I have a loop of this structure
Reference : Maxwell Code Example
do z=1,zend
do y=1,yend
do x=1,xend
k=arr(x,y,z)
do while(k.ne.0)
ix=fooX(k)
iy=fooY(k)
iz=fooZ(k)
x1=x(ix ,iy ,iz)
x2=x(ix+1,iy ,iz)
x3=x(ix ,iy+1,iz)
x4=x(ix+1,iy+1,iz)
x5=x(ix ,iy ,iz+1)
x6=x(ix+1,iy ,iz+1)
x7=x(ix ,iy+1,iz+1)
x8=x(ix+1,iy+1,iz+1)
y1=y(ix ,iy ,iz)
y2=y(ix+1,iy ,iz)
y3=y(ix ,iy+1,iz)
y4=y(ix+1,iy+1,iz)
y5=y(ix ,iy ,iz+1)
y6=y(ix+1,iy ,iz+1)
y7=y(ix ,iy+1,iz+1)
y8=y(ix+1,iy+1,iz+1)
z1=z(ix ,iy ,iz)
z2=z(ix+1,iy ,iz)
z3=z(ix ,iy+1,iz)
z4=z(ix+1,iy+1,iz)
z5=z(ix ,iy ,iz+1)
z6=z(ix+1,iy ,iz+1)
z7=z(ix ,iy+1,iz+1)
z8=z(ix+1,iy+1,iz+1)
sumX+=x1+x2+..x8
sumY+=y1+y2+..y8
sumZ+=z1+z2+..z8
k=linkArr(k)
enddo
enddo
enddo
enddo
x1 through x8 are the 8 corners of a rectangular cuboid.
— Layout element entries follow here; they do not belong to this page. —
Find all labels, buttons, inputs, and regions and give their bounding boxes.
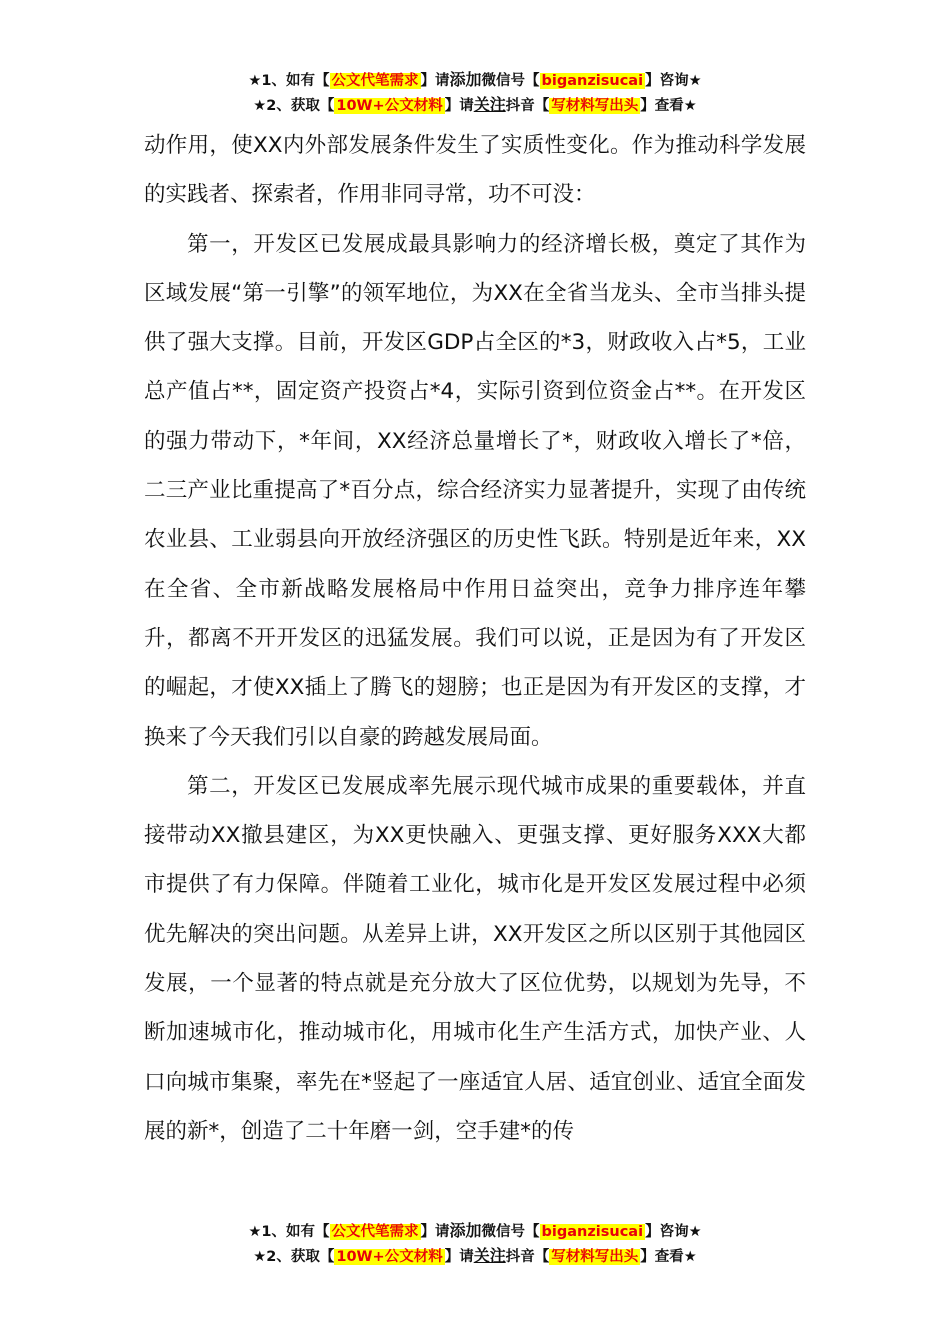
promo-footer-line-1-text-2: 微信号【 [481, 1224, 540, 1240]
promo-footer-highlight-materials: 10W+公文材料 [336, 1249, 443, 1265]
promo-footer-highlight-douyin-id: 写材料写出头 [551, 1249, 639, 1265]
promo-footer-highlight-service: 公文代笔需求 [331, 1224, 419, 1240]
promo-footer-emphasis-follow: 关注 [473, 1246, 506, 1265]
promo-footer-line-1-end: 】咨询★ [645, 1224, 702, 1240]
promo-footer-line-2-prefix: ★2、获取【 [253, 1249, 335, 1265]
promo-line-2-text-2: 抖音【 [505, 98, 550, 114]
promo-highlight-wechat-id: biganzisucai [541, 73, 644, 89]
promo-footer-line-2-end: 】查看★ [640, 1249, 697, 1265]
promo-line-2-prefix: ★2、获取【 [253, 98, 335, 114]
promo-line-2-text: 】请 [444, 98, 474, 114]
promo-highlight-materials: 10W+公文材料 [336, 98, 443, 114]
promo-footer-emphasis-add: 添加 [449, 1221, 482, 1240]
promo-header [0, 68, 950, 118]
promo-footer [0, 1219, 950, 1269]
promo-line-1-text-2: 微信号【 [481, 73, 540, 89]
document-body [144, 121, 806, 1156]
promo-footer-line-2-text: 】请 [444, 1249, 474, 1265]
promo-footer-highlight-wechat-id: biganzisucai [541, 1224, 644, 1240]
promo-footer-line-1 [0, 1219, 950, 1244]
promo-footer-line-2-text-2: 抖音【 [505, 1249, 550, 1265]
promo-highlight-douyin-id: 写材料写出头 [551, 98, 639, 114]
paragraph-first-point: 第一，开发区已发展成最具影响力的经济增长极，奠定了其作为区域发展“第一引擎”的领军地位，为XX在全省当龙头、全市当排头提供了强大支撑。目前，开发区GDP占全区的*3，财政收入占*5，工业总产值占**，固定资产投资占*4，实际引资到位资金占**。在开发区的强力带动下，*年间，XX经济总量增长了*，财政收入增长了*倍，二三产业比重提高了*百分点，综合经济实力显著提升，实现了由传统农业县、工业弱县向开放经济强区的历史性飞跃。特别是近年来，XX在全省、全市新战略发展格局中作用日益突出，竞争力排序连年攀升，都离不开开发区的迅猛发展。我们可以说，正是因为有了开发区的崛起，才使XX插上了腾飞的翅膀；也正是因为有开发区的支撑，才换来了今天我们引以自豪的跨越发展局面。 [144, 231, 806, 750]
promo-emphasis-follow: 关注 [473, 95, 506, 114]
paragraph-continuation: 动作用，使XX内外部发展条件发生了实质性变化。作为推动科学发展的实践者、探索者，作用非同寻常，功不可没： [144, 133, 806, 208]
promo-line-1-prefix: ★1、如有【 [248, 73, 330, 89]
promo-highlight-service: 公文代笔需求 [331, 73, 419, 89]
promo-footer-line-1-text: 】请 [420, 1224, 450, 1240]
promo-line-2 [0, 93, 950, 118]
promo-line-1-text: 】请 [420, 73, 450, 89]
promo-line-1 [0, 68, 950, 93]
promo-line-1-end: 】咨询★ [645, 73, 702, 89]
promo-emphasis-add: 添加 [449, 70, 482, 89]
promo-line-2-end: 】查看★ [640, 98, 697, 114]
paragraph-second-point: 第二，开发区已发展成率先展示现代城市成果的重要载体，并直接带动XX撤县建区，为XX更快融入、更强支撑、更好服务XXX大都市提供了有力保障。伴随着工业化，城市化是开发区发展过程中必须优先解决的突出问题。从差异上讲，XX开发区之所以区别于其他园区发展，一个显著的特点就是充分放大了区位优势，以规划为先导，不断加速城市化，推动城市化，用城市化生产生活方式，加快产业、人口向城市集聚，率先在*竖起了一座适宜人居、适宜创业、适宜全面发展的新*，创造了二十年磨一剑，空手建*的传 [144, 773, 806, 1144]
promo-footer-line-1-prefix: ★1、如有【 [248, 1224, 330, 1240]
promo-footer-line-2 [0, 1244, 950, 1269]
There are three challenges to vectorize this code. One is that the 8 array elements are not contiguous in memory. Second is the inherent while loop structure along with linked List access. Third the values of ix, iy, iz returned from from fooX, fooY, fooZ are not not contiguous. So each iteration of the loop has a completely different set of ix, iy, iz. So the even across the iterations the memory access is scattered. I tried the following approaches: 1. unrolled the 3-level DO loops as :
do z=1,zend
do y=1,yend
do x=1,xend
if(arr(x,y,z).NE.0) then
kArr(indx)=arr(x,y,z)
DO WHILE (kArr(indx).NE.0)
indx = indx + 1
kArr(indx)=linkArr(kArr(indx-1))
ENDDO
endif
enddo
enddo
enddo
With this i have got rid of the while loop structure and now I'm able to run one big loop on kArr inside which i group 8 elements (say my VPU can accomodate 8 sets of data at a time). It did not give a performance improvement. I can post the details of these if anyone is interested. I need suggestions on how to optimize this code. Another option i tried was to combine x,y,z data in a single array so that when i compute x1, y1 & z1 also will be in adjacent memory locations.